Back in 2014 Alex Sembo became the first Change Maker to be a recipient of an Ammalife Bursary. As a clinical officer, Alex was moved by the misery of mothers suffering fistula (a tear in the wall of tissue between the bladder and the vagina) after constructed labour. Tragically, this condition is still common, and brings not only the physical distress of incontinence but also social isolation, as many of the women affected by the illness are regarded as unclean and shunned. To help his patients, Alex established a fistula repair clinic, a job that few others were prepared to do. Over the years, he developed his expertise and was soon highly regarded by fellow clinicians as well as hundred of mothers whose lives he had transformed. When the University of Warwick developed a course in obstetrics and leadership for clinical officers, Alex was invited to be one of the examiners.

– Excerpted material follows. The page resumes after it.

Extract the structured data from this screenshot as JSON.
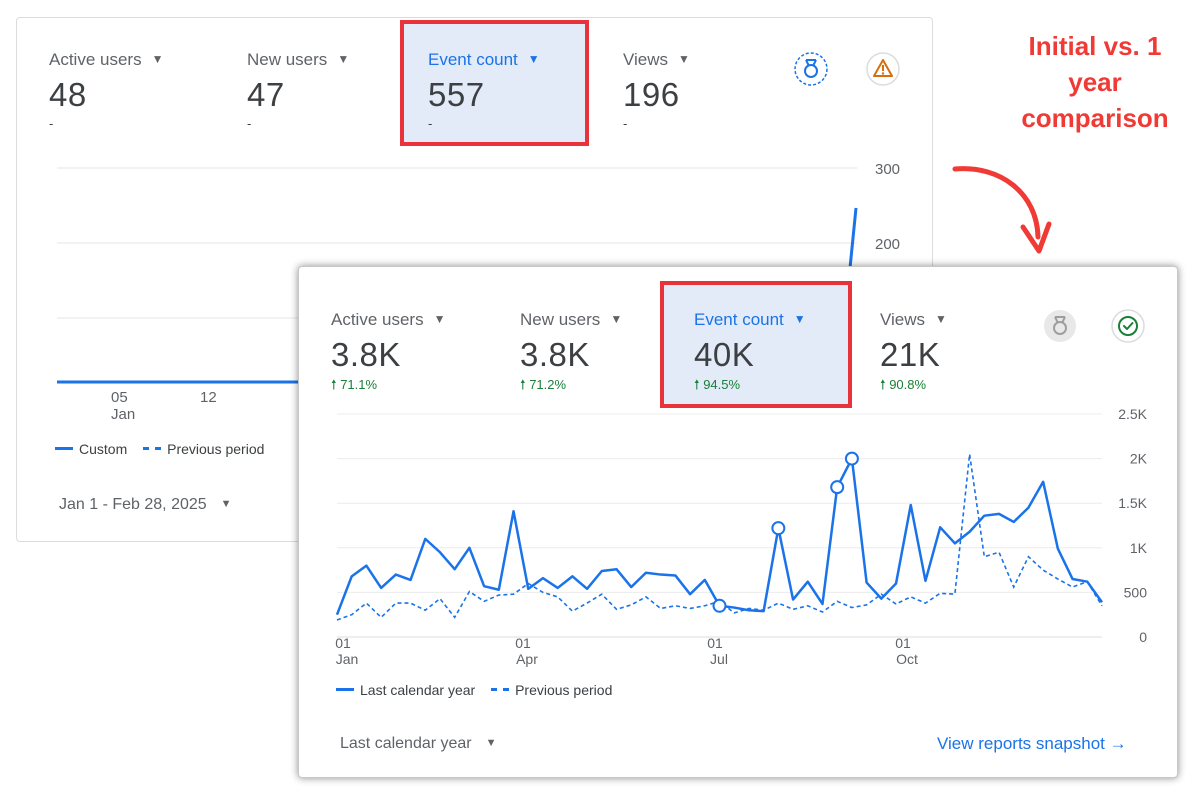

Nevertheless, Alex remained humble, staying conscious of the gaps in his knowledge of basic medical sciences. So, when the chance to learn at the College of Medicine in Malawi arose, he was eager to take it. However, he needed help with his fees. At this point, inspired by Alex’s dedication and his track record of serving his local community well, Ammalife stepped in. His studies enabled him to deepen his knowledge and understanding of medicine, in order to enhance his clinical practice, and gave him renewed confidence to train the next generation of fistula surgeons.
During his studies Alex worked with the United Nations Population Fund to organise fistula camps in Malawi and Zambia. He travelled to district hospitals for three weeks at a time to operate on affected mothers, usually helping more than a hundred women in each three-week period. At the same time, he trained clinicians in surgical procedures, putting his newly gained theoretical understanding to good use.
After his tenure as an Ammalife Change Maker ended, we have been delighted to maintain our link with Alex in several different ways. He generously supported the Ammalife student group at the University of Birmingham by participating in live discussions via Skype. He is always on hand to coordinate our donations of essential medical equipment and textbooks when they are received in Malawi.